Grass roots football is where it’s at and that’s what I’m all about! Yokogawa Musashino are the only Tokyo-based team in the JFL and, having read an article about them in J-Soccer magazine a year ago, Scottish Neil and I both expressed an interest in going to see them play in the fourth tier.
Whilst I’m no stranger to lower league football having been to see games at Hull (they may be in the top flight now but were once in the bottom league) and Chesterfield at that level in the past, it has admittedly been a long, long time. This is a different country too and this match versus Nara Club couldn’t have been any more contrasting to my previous match in Bangkok amidst 45,000 others!
After taking the train to Mitaka station on the Chuo line in Western Tokyo, a bus ride followed which dropped us off pretty much across the road from the Musashino Municipal Athletics Stadium where they play their home games. If it wasn’t for a few blue Musashino flags flapping about in the wind I’d have been none the wiser that this was a football ground as all I could see was a grey Leisure Centre building but you have to enter the stadium through this place.

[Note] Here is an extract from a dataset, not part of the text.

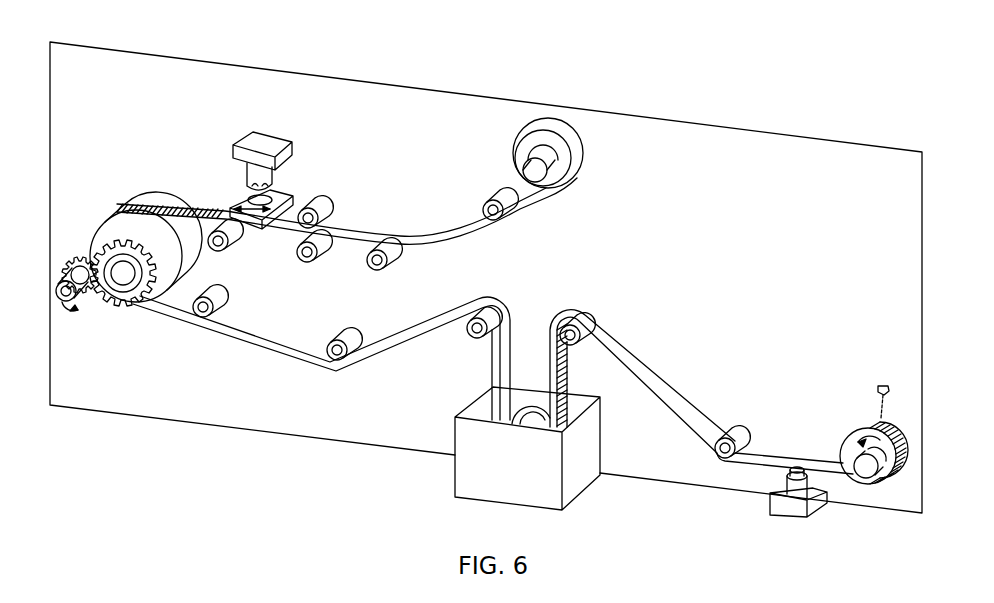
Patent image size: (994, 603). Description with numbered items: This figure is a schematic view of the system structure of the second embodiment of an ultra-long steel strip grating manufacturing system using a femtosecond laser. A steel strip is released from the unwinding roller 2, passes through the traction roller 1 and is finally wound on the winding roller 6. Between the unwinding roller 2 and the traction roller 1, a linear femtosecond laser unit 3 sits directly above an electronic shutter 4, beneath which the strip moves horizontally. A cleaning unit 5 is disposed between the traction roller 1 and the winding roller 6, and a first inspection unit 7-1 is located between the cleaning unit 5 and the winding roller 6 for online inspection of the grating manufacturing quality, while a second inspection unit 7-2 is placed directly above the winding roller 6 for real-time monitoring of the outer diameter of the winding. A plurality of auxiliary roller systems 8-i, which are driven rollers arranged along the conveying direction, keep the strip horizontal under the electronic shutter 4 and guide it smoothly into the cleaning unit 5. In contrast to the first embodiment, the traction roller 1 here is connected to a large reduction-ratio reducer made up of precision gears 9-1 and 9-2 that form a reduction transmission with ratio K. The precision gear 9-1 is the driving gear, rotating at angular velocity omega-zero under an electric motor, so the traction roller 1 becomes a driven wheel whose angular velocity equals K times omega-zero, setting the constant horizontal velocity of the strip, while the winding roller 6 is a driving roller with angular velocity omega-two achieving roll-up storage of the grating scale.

The word stadium could be a little bit deceiving actually as three sides of the ground are just grassy banks and trees which is good for many of the kids taken along who spend the match playing in the grass. It was only 1000 yen entry and the ticket pretty much allows you to freely roam the ground. This would be quite the place to watch a match amidst the cherry blossoms or Autumn foliage. It is also the only game I’ve been to where the gardener (groundsman??) was doing the weeding throughout the 90 minutes!
Yokogawa Musashino are a proud amateur club that was actually founded way back in 1939 as the club side of Yokogawa Electric Corporation. There’s not much to show for nearly eight decades of history beyond producing the former Japan national striker Tadanari Lee who went on to play briefly for Southampton amidst spells with Kashiwa Reysol, Sanfrecce Hiroshima and Urawa Reds.

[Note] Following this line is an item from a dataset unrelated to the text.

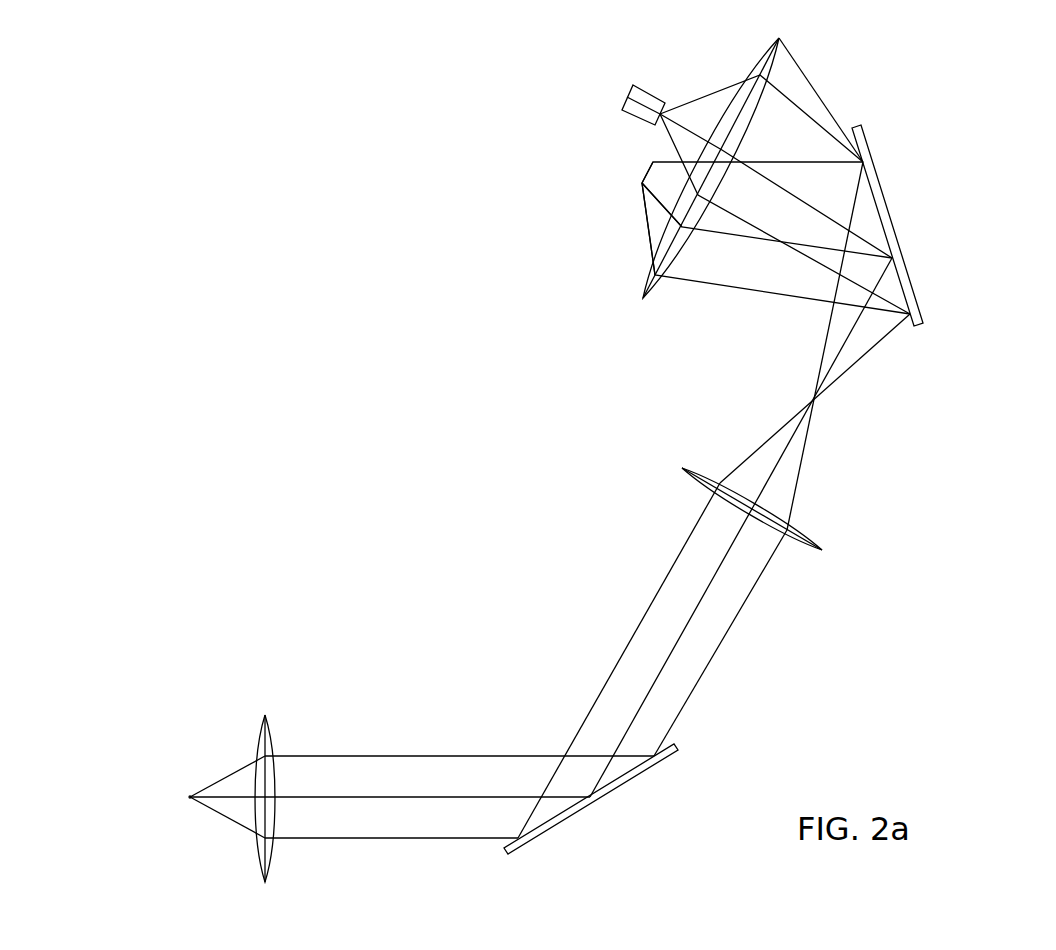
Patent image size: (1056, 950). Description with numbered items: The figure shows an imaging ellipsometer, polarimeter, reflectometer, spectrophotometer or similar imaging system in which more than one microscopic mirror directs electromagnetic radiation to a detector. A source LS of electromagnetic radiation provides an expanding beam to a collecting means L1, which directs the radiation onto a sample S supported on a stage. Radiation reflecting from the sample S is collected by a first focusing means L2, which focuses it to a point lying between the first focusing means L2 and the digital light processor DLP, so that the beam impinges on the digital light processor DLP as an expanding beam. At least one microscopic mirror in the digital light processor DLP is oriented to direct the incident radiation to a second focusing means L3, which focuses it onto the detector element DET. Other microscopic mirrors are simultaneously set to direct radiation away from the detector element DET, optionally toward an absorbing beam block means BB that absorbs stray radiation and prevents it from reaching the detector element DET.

The match kicked off at 1pm and was a quite open end-to-end game. The home side took the lead quite early on but were pegged back fairly quickly by the away team who then added a second shortly after that. A thunderbolt levelled things up but Nara Club fought back again and led 3-2 going into the break. Their fourth was an absolute ripper and I can’t even remember the fifth!
It was 2-2 at half time and Neil disappeared for a bit before returning with a spectacular slab of thick bacon on a stick (above). Even after all these years of being in Japan and going to games I still get surprised by what food is sold at the grounds. It’s all a far cry from the meat pies, hotdogs and hamburgers back home!
Once the fourth Nara goal had gone in we got up and headed around the ground going past the Musashino Ultras to the far left of the home support.
I was quite shocked by the water part of the steeplechase course (below) whereby the athletes land on ground much lower than where they started before the hurdle! To think this is repeated for many, many laps over a long distance!
Nara Club are one of the more colourful teams in Japanese football and I’m not just referring to their awful shirts! Earlier in the match Neil said he wanted to get round to their fans section at some point and so we finished the game sat among the hardcore Nara fans which is kind of funny as it makes us seem like the very worst of glory hunters who change teams once the outcome isn’t in doubt!
Final Score: Yokogawa Musashino 2-5 Club Nara
What followed at the final whistle was a little bizarre as never have I seen a team get in line and do some kind of dance and chant all complete with moving feet. It was far from being ‘Riverdance‘
As we began to file out after that we could see the latest JFL table updated on the whiteboard as well as a man in a deer mask.